Nasıl bi dört gün geçirdim yaaa. Ben hafta başında haftasonu (haftasonu dediysem sadece pazar günü) hep evde olup yatmayı, pineklemeyi öğleden sonrada çarşıya çıkıp en yakın arkadaşımın düğünü için kıyafet almayı düşünüyordum. Ama olmadı. Arkadaşımın evi son vakte kadar hazır olamadı. Evde tadilat vardı. Mutfak dolabı tamamen değişti. Salonun yanındaki oda ile salonun arasındaki duvar kırıldı salon büyütüldü, su tesisatı değiştirildi, fayanslar tamamen değiştirildi... Yani anlayacağınız evde bayağı yoğun bi inşaat işlemi vardı. Ondan dolayı ev yerleştirme işlemlerine bayağı bi geç başladık. cuma günü öğleden sonrada itibaren hep ev yerleştirme ile uğraştık. Ama inşaat işi olduğu için temizlikte uzun sürdü. Musluğu olmayan mutfakta koca bi mutfağı dolduracak eşyaların (bardak, tabak,çanak, çömlek...) hepsini yıkadık. Bütün gün biz işte yorulduk, ben içtiğim suyun bardağını bile yıkamam diyen erkek arkadaşlara da zor zoruna yıkananları kurulattık, yerlerine yerlettirdik. (Yaşasın kötülük) :) Sonra hazır Türk Kahvesi yaptık dört arkadaş yeni yerleştirdiğimiz evin ilk kahvesini içtik. Eee ne var bunda demeyin kahve seanslarımız bizim çok önemlidir. Kahveler içilir, fincanlar kapatılır,  fallar bakılır. :) Eee tabi buna pek de şahit olmayan erkek arkadaşlara da kahve falına baktık. Çok komiklerdi yaaaa :) Sonra gecenin 3 ünde oturduk scrable oynadık. İki kız bir grup olduk. İki erkek bi grup. Çok zevkliydi.
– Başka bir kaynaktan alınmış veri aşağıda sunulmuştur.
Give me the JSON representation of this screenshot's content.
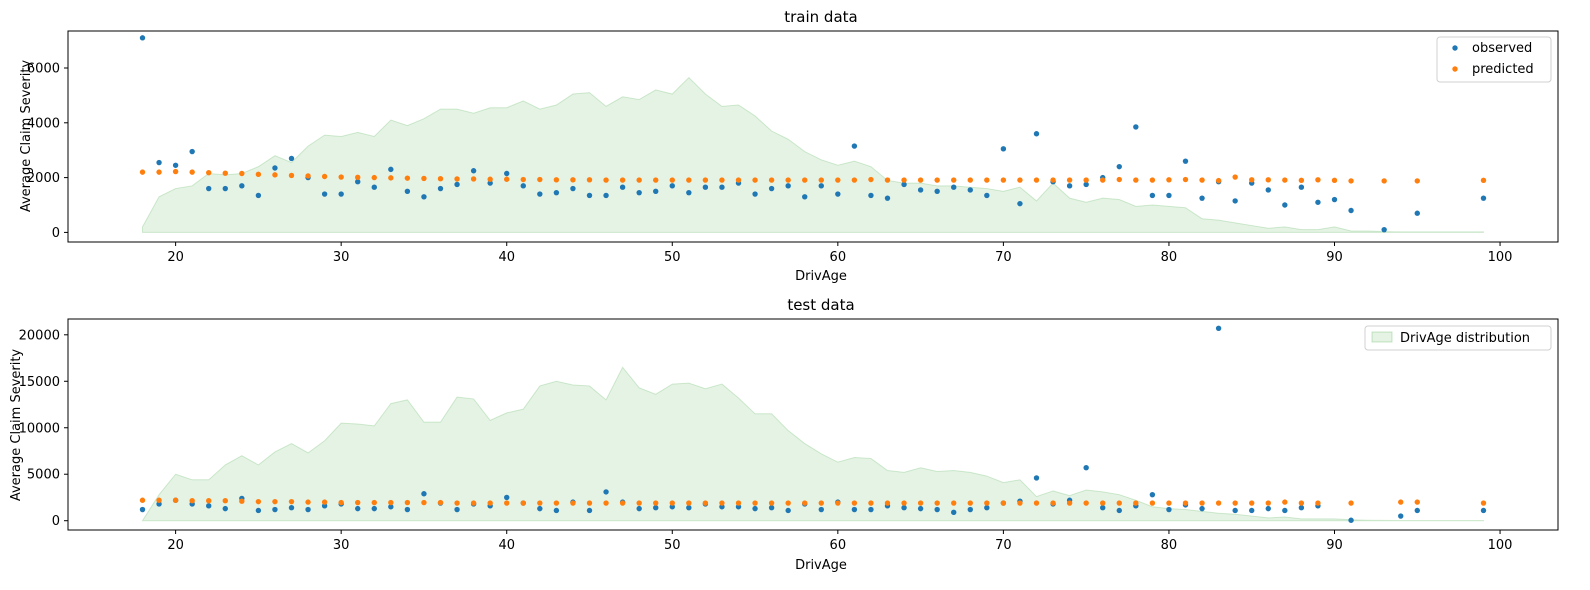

Arkadaşlar bi yandan oyun oynuyor, bi yandan da uykusuzluktan kapanan gözlerine hakim olmaya çalışıyorlardı. :) Ama sonuç onlar için hüsran oldu. Biz kazandık. :) Neyse artık saat 4 buçuk olmuştu ve arkadaşım hariç üçümüzde işe gidecektik. 4 buçukta yattık 6 buçukta biz kalktık. Erkekleri yarım saat süren uğraşlar neticesinde uyandırabildik. Uyandıklarında çok komik görünüyorlardı. :)
Dün akşam yine toplandık. Evdeki son düzenlemeleri yaptık. Ev artık hazır. Çok yorucu ama çok da eğlenceli 4 gün oldu. Ama bunları yazarken 4 günün uykusuzluğundan dolayı gözlerim acıyor. Perşembe günü  Ankara'ya gideceğim. Düğün Ankara'da olacak. Artık düğünde bi güzel kurtlarımızı dökeriz. Muhtemelen de pazar gecesi geri döneceğiz. Ben yine uykusuz bi vaziyette işe devam. Artık uzun uzun uyumak için bi sonraki pazarı dört gözle bekleyeceğim. İşte bu kadaaaaar. 4 günümün özeti. :)
Bu arada canım Beyaz Ablam bana bi ödül vermiş. Çok çok çok teşekkür ederim ablacım. Öpüldün :)

4 Ekim 2012 Perşembe

ŞİİRLİ, ÇALGILI ÇENGİLİ, UÇTUĞUMUZ KAÇTIĞIMIZ HER TELDEN MÜZİKLİ MİM :)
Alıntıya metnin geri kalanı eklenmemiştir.